What is dismaying investors (and many managers too) about recent performance – in a period when very many funds have been underperforming the markets, and at a time when they should quite reasonably have been expected to outperform – is that hedge funds do not appear to be providing any of the benefits that they are commonly assumed to offer.
Correlations have been at an all-time high – at a time when investors really need them to be as low as possible. Worse, many funds have appeared to be correlated mainly on the downside – exposing investors to the risk-off moments of downward market direction without being able to deliver the upside in the corresponding risk-on periods.
The overall volatility of returns may be lower than the underlying markets, which is some comfort and value to investors. But that is scant consolation for the fact that absolute returns have been minimal – or, in many cases, negative.
Nor does it compensate for the fact that hedge funds in general have seemed for some time now to be providing negligible diversification benefits when viewed in the context of investors’ overall portfolios and needs.

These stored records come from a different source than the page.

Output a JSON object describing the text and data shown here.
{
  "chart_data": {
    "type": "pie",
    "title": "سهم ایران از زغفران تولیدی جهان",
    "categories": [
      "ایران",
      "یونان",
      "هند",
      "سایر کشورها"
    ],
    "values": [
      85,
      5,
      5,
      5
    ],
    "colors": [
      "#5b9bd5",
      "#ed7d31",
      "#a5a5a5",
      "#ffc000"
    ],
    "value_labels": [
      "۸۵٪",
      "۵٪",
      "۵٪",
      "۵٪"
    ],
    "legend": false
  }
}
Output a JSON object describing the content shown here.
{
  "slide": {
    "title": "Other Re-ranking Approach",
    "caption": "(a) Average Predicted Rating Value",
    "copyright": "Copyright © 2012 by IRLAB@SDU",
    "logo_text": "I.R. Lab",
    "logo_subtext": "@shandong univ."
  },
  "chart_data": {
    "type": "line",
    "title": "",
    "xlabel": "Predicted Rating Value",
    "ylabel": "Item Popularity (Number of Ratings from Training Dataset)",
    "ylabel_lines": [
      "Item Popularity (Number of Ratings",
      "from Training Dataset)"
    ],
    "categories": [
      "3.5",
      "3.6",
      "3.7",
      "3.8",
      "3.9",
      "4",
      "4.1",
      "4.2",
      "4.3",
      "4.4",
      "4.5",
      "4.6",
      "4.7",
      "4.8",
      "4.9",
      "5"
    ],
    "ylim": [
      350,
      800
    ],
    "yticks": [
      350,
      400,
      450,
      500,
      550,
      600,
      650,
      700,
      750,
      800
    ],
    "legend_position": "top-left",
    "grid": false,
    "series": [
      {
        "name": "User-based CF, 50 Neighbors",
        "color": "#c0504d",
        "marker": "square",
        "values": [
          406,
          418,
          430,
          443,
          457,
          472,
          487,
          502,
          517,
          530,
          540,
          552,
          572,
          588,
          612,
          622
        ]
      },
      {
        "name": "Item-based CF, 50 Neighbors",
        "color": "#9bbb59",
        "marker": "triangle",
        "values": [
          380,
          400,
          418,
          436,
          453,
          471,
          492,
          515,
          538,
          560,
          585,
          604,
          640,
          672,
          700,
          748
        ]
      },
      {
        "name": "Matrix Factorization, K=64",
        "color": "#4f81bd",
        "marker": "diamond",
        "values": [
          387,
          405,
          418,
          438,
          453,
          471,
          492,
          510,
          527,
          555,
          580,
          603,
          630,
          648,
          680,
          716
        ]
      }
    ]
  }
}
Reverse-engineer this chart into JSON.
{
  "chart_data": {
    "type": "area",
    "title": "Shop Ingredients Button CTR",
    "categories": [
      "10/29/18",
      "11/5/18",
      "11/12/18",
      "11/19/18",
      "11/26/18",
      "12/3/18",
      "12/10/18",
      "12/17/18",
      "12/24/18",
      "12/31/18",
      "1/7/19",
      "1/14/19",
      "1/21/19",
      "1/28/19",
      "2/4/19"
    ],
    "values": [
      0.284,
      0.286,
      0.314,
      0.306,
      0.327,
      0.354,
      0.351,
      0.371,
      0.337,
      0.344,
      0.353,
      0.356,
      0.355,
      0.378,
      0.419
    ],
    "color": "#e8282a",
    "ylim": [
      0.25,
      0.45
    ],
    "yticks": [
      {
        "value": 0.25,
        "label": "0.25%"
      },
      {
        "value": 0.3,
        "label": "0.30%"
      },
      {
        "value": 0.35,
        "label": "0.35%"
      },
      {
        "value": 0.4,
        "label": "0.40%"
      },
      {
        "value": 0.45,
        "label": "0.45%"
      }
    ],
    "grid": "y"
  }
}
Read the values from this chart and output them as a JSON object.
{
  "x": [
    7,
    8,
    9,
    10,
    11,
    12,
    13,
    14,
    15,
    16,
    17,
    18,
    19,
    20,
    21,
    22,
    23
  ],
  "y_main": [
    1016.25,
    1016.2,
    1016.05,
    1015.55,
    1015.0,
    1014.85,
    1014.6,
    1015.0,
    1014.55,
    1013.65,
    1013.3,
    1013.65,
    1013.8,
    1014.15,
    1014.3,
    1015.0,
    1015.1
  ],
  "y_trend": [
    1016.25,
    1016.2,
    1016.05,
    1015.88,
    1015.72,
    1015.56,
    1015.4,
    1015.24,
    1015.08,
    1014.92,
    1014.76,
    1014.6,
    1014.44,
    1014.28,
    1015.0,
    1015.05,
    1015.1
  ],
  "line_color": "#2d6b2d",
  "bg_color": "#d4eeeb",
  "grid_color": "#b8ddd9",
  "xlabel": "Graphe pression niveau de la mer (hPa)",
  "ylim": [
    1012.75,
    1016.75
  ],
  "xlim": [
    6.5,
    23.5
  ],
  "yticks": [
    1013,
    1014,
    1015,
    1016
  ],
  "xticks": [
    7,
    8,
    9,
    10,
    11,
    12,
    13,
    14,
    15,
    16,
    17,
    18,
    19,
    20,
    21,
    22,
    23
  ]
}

While it is perfectly sensible and right for AIMA and others to draw attention to the clear long-term outperformance of hedge funds over the past two decades, that is unlikely to make those investors who have only been allocating to hedge funds in the last few years feel any better about the fact that they have suffered losses in two of the last four years.
So far investors have broadly kept faith. Overall redemptions have been low and there is growing evidence that the more institutional nature of the investor base these days has indeed provided those managers that can attract institutional capital with a stickier, more patient and longer-term capital base.
But the fact that there has not been another sudden rush for the exits does not mean that investors are satisfied. Far from it. There is clear disappointment among all types of investors. And there is mounting concern that hedge funds are not going to help them in the ways they had hoped – whether in terms of reduced volatility, lack of correlation, portfolio diversification or protection against the tail risk events that are of such paramount concern to all investors at such a challenging and dangerous time.
Of course there are valid questions as to whether the huge changes in the nature of the hedge fund investor base over the past five years or so have fundamentally changed the industry in terms of the increasingly divergent interests of managers and investors.
Do investors know what they want from managers? Do managers know what investors want? What is fair to expect? What is it fair to charge? Is it becoming impossible for managers to run money simultaneously for different types of investors that want different things? Is the bifurcation of the industry that some people have long predicted between an institutional sector and a non-institutional sector starting to become inevitable?
But that is all a debate for another day. Right now, in an environment full of risk and fear (and opportunity), investors need hedge fund managers to prove to them that they were right to give them their money – and that both their investment and their trust are justified.